15 April, 2019

NYPO Simone Young

Simone Young conducted the New York Philharmonic in Mahler's Symphony No., 6 Thursday night at David Geffen Hall. Photo: Caitlin Ochs pic from New York Classical Review.

NYPO Simone Young

April 12, 2019, Geffen Hall
NYPO - Simone Young
Mahler Symphony No. 6

Serendipity!

Jaap was supposed to conduct but his problematic shoulder got the better of him and Simone Young was summoned at the last minute to replace him. An that was my fortune!

As someone from HK, where one gets to hear Jaap often, I know Jaap's Mahler 6th. But nothing prepared me for Simone Young's interpretation.

I am familiar with Simone Young's work on recordings (Ohems) and she is an authority in Mahler and Bruckner. Still, nothing prepared me for this!

I agree with almost everything the NewYork Classical Review said, (the NYT is a non-review, increasingly so) and agree even more with one of the comments. She is the real thing!

Straightforward, but utterly natural and well paced. Highly detailed (like the dance elements) yet single-minded, marching inexorably to the last movement. This is one of the greatest Mahler finales's I have heard over 4 decades at the NYPO. The repeated struggle, calamity, attempt to recover, were so graphic as to be painful.

My words mean little, but I saw the Viola first chair (Cynthia Phelps) wiping her tears off just before her last notes. There cannot be higher accolade. In my decades of attending the NYPO, I have never seen a principal weep.

Make sure Simone Young returns in Mahler and Bruckner, which she does better than Jaap.

Istvan Vardai and Roman Rabinovich

Concert: Istvan Vardai and Roman Rabinovich

Official link

April 7, 2019, Town Hall
Istvan Vardai and Roman Rabinovich
Beethoven - Schubert - Rachmaninov

I only managed to attend the first half.

Of particular interest to string fans is that Istvan Vardai plays the famous DuPre-Lynn Harrell Strad Cello, but I am afraid judged by this outing the instrument is not entirely in good hands.
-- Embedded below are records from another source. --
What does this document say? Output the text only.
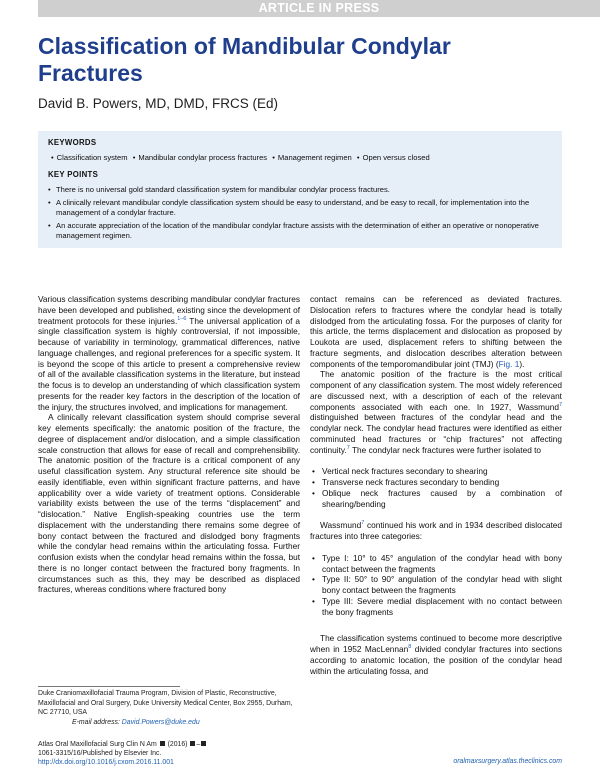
ARTICLE IN PRESS
Classification of Mandibular Condylar
Fractures
David B. Powers, MD, DMD, FRCS (Ed)
KEYWORDS
• Classification system • Mandibular condylar process fractures • Management regimen • Open versus closed
KEY POINTS
• There is no universal gold standard classification system for mandibular condylar process fractures.
• A clinically relevant mandibular condyle classification system should be easy to understand, and be easy to recall, for implementation into the management of a condylar fracture.
• An accurate appreciation of the location of the mandibular condylar fracture assists with the determination of either an operative or nonoperative management regimen.

Various classification systems describing mandibular condylar fractures have been developed and published, existing since the development of treatment protocols for these injuries.$^{1-6}$ The universal application of a single classification system is highly controversial, if not impossible, because of variability in terminology, grammatical differences, native language challenges, and regional preferences for a specific system. It is beyond the scope of this article to present a comprehensive review of all of the available classification systems in the literature, but instead the focus is to develop an understanding of which classification system presents for the reader key factors in the description of the location of the injury, the structures involved, and implications for management.

A clinically relevant classification system should comprise several key elements specifically: the anatomic position of the fracture, the degree of displacement and/or dislocation, and a simple classification scale construction that allows for ease of recall and comprehensibility. The anatomic position of the fracture is a critical component of any useful classification system. Any structural reference site should be easily identifiable, even within significant fracture patterns, and have applicability over a wide variety of treatment options. Considerable variability exists between the use of the terms “displacement” and “dislocation.” Native English-speaking countries use the term displacement with the understanding there remains some degree of bony contact between the fractured and dislodged bony fragments while the condylar head remains within the articulating fossa. Further confusion exists when the condylar head remains within the fossa, but there is no longer contact between the fractured bony fragments. In circumstances such as this, they may be described as displaced fractures, whereas conditions where fractured bony

contact remains can be referenced as deviated fractures. Dislocation refers to fractures where the condylar head is totally dislodged from the articulating fossa. For the purposes of clarity for this article, the terms displacement and dislocation as proposed by Loukota are used, displacement refers to shifting between the fracture segments, and dislocation describes alteration between components of the temporomandibular joint (TMJ) (Fig. 1).

The anatomic position of the fracture is the most critical component of any classification system. The most widely referenced are discussed next, with a description of each of the relevant components associated with each one. In 1927, Wassmund$^7$ distinguished between fractures of the condylar head and the condylar neck. The condylar head fractures were identified as either comminuted head fractures or “chip fractures” not affecting continuity.$^7$ The condylar neck fractures were further isolated to

• Vertical neck fractures secondary to shearing
• Transverse neck fractures secondary to bending
• Oblique neck fractures caused by a combination of shearing/bending

Wassmund$^7$ continued his work and in 1934 described dislocated fractures into three categories:

• Type I: 10° to 45° angulation of the condylar head with bony contact between the fragments
• Type II: 50° to 90° angulation of the condylar head with slight bony contact between the fragments
• Type III: Severe medial displacement with no contact between the bony fragments

The classification systems continued to become more descriptive when in 1952 MacLennan$^8$ divided condylar fractures into sections according to anatomic location, the position of the condylar head within the articulating fossa, and

Duke Craniomaxillofacial Trauma Program, Division of Plastic, Reconstructive, Maxillofacial and Oral Surgery, Duke University Medical Center, Box 2955, Durham, NC 27710, USA
E-mail address: David.Powers@duke.edu
Atlas Oral Maxillofacial Surg Clin N Am (2016) –
1061-3315/16/Published by Elsevier Inc.
http://dx.doi.org/10.1016/j.cxom.2016.11.001	oralmaxsurgery.atlas.theclinics.com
Grant you, many of DuPre's recordings are wayward, and I have never heard her live. But enthusiasm is not something that can be faked, and her recordings, warts and all, testify to her personality (aside from Elgar, I like her Brahms). I am lukewarm about Lynn Harrell, who is always correct (but no more), but I think Vardai is a poor successor.

Vardai plays sensitively but tends to linger and smell the roses and lack drive. Also, he makes the instrument sound very dark, not a good thing in cello. The Beethoven variations dragged on, and the Schubert Appregione needed more vitality.

Rabinovich is an excellent pianist, but too deferential.